When I started writing my Skelfs series, one of the things I was trying to do, probably subconsciously, was write about a better way to live. The world is such a shitshow these days, in pretty much every aspect, and I felt like I had to start addressing that in my writing. 

When I decided to start writing science fiction, this was still in my mind, for sure. I wanted to write a first contact story, but about ordinary people experiencing the extraordinary in the form of an alien life, and what that might really look like.

So right from the start Sandy and the other Enceladons – octopus and jellyfish creatures from one of Saturn’s moons – were set up as living a very different kind of life, with very different ideas of society, connection and community. They were peaceful, curious and in need of help. Of course, my ordinary human characters helped them, but the authorities viewed them as a threat and tried to capture, torture and kill them.

The whole series has been a quiet tirade against human exceptionalism. The idea that humans are better than other life on earth, or separate from their environment, is honestly at the heart of everything that’s wrong with the world right now. When you think of something or someone else as less than you, you can do anything you like to them.
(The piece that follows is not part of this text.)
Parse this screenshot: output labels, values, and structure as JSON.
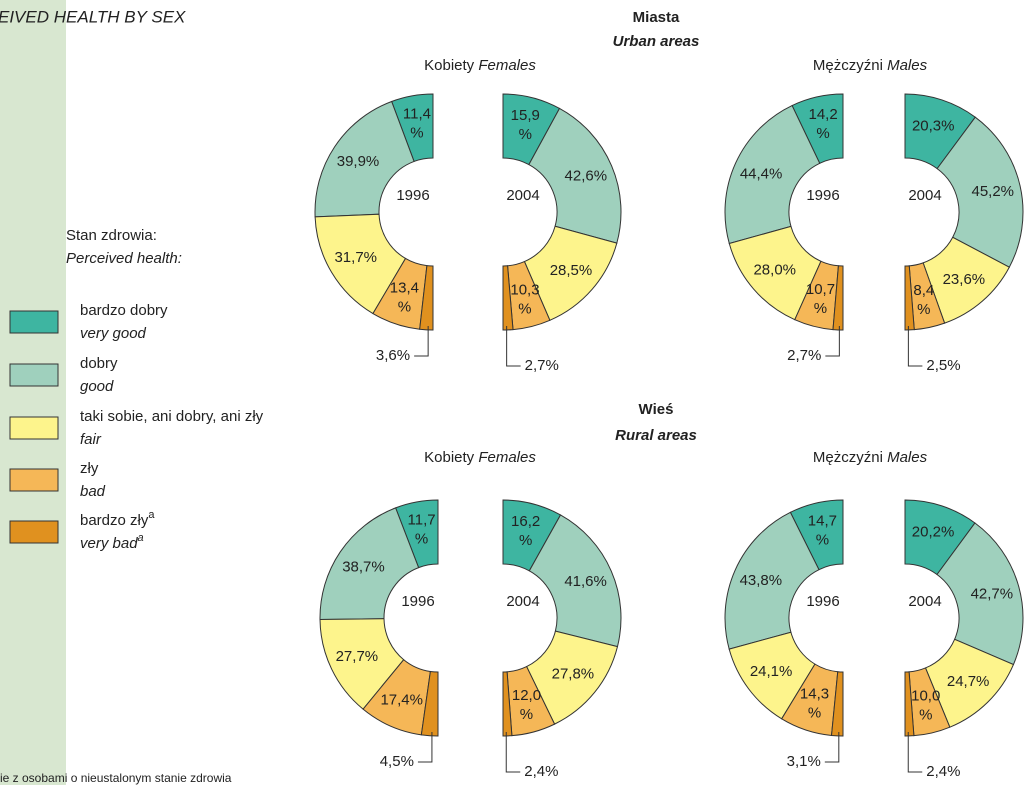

Imperialism, slavery, animal cruelty, climate change, social inequality, war – all of it stems from this idea, and it makes me sick.

So there has to be another way, right? That was the idea behind the Enceladons. If the first book – The Space Between Us – was about treatment of the ‘other’, then the second – The Collapsing Wave – was about how the military and imperialist forces try to destroy everything they perceive as a threat.

The Transcendent Tide goes further. Placing the Enceladons close to an indigenous Inuit community in Greenland allowed me to expose further the critical failings of modern capitalism. What we in the West think is an inevitable way of life is, actually, catastrophically evil. We have to be able to see a better way of living before we can do anything about it, and that was certainly in my mind as I wrote the final part of the trilogy. I tried to be hopeful, even as terrible things were happening, and ideally the reader will finish the book with a glimmer of that hope for the future of life on the planet.

There are no easy answers in The Transcendent Tide. But at least I’m asking the questions and hopefully making people think.

Doug Johnstone is the author of The Transcendent Tide, the third book in the Enceladons Trilogy, out today in paperback.